Within minutes, another volunteer shut that down, clarifying that ketamine is not, technically, a substitute for medical anesthesia if your problem is chronic illness and geopolitics. “Also,” they added, “nobody wants an international incident over a baggie and a humanitarian LinkedIn post.”
Still, Berlin being Berlin, one attendee asked the Iranian doctor on the call whether “microdosing MDMA could help with resilience under economic pressure.” The doctor responded with a silence so long it qualified as minimalist music—John Cage would’ve wept, and then billed it as a residency.
Everybody Wants to Help—Until Reality Asks for Inventory
In a back room, volunteers prepared a care spreadsheet titled “Solutions” that quickly became a philosophical text.

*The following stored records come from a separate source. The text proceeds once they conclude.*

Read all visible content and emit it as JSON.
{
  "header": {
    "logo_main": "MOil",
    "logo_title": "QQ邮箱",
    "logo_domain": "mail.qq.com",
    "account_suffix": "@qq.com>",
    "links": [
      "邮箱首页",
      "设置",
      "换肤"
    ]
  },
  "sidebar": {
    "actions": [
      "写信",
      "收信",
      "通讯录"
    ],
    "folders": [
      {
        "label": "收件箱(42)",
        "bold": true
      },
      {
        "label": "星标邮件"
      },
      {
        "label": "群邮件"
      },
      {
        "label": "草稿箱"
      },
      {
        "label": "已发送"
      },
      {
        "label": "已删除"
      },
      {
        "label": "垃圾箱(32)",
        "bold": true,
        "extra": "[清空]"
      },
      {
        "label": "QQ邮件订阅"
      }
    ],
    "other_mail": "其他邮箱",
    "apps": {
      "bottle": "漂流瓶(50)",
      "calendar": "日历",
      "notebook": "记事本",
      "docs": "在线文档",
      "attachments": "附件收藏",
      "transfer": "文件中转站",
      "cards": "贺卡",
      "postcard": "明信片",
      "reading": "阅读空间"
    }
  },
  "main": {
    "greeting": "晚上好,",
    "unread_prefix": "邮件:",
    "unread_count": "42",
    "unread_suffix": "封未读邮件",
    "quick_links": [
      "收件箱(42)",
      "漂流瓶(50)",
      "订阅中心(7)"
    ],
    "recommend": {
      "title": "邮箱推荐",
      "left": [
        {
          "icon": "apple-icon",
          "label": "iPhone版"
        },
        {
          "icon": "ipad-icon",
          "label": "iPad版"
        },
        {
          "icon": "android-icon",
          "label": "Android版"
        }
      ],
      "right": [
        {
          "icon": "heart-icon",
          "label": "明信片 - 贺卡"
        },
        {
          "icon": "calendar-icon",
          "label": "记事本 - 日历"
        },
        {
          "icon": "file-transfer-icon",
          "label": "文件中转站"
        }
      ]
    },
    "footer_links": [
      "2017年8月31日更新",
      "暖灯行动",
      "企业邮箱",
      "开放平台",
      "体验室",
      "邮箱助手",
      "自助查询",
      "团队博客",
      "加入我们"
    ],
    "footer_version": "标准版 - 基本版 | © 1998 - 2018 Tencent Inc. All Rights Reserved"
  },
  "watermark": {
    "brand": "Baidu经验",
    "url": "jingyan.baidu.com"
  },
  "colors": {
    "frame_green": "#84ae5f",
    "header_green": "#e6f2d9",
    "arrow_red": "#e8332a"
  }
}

- “Could we mail stethoscopes?” → customs nightmare
- “Could we fund generic meds?” → transfer barriers
- “Could we organize a donation drive?” → ended in a debate about “extractive charity”
It was pure Debord: spectacular solidarity performed in HD, collapsing into impotence as soon as material conditions showed up like an uninvited bouncer.
One Turkish shop owner nearby watched the circus for an hour, then offered tea and a deadpan diagnosis: “You have a lot of opinions. You need more batteries.”
A Clinic of Good Intentions, Open Until the Next After-Party
By midnight, the hub had successfully completed three consultations and lost four chargers. A volunteer DJ started “keeping morale up,” which in Berlin means converting a public service into a light after-hours with plausible deniability.
Outside, a couple stumbled past in all-black uniforms of urban fatigue, still a bit high and philosophically tender, debating whether moral responsibility is real or just another subscription model.
In the end, Wedding’s telemedicine experiment achieved what Berlin does best: a sincere attempt, immediately haunted by logistics, ending in existential hangover. The doctor on-screen thanked the team politely, then added, almost to themselves: “When everything is missing, advice is cheap—but it’s also sometimes all you have.”
Berlin nodded, opened a new spreadsheet, and went back to scrolling.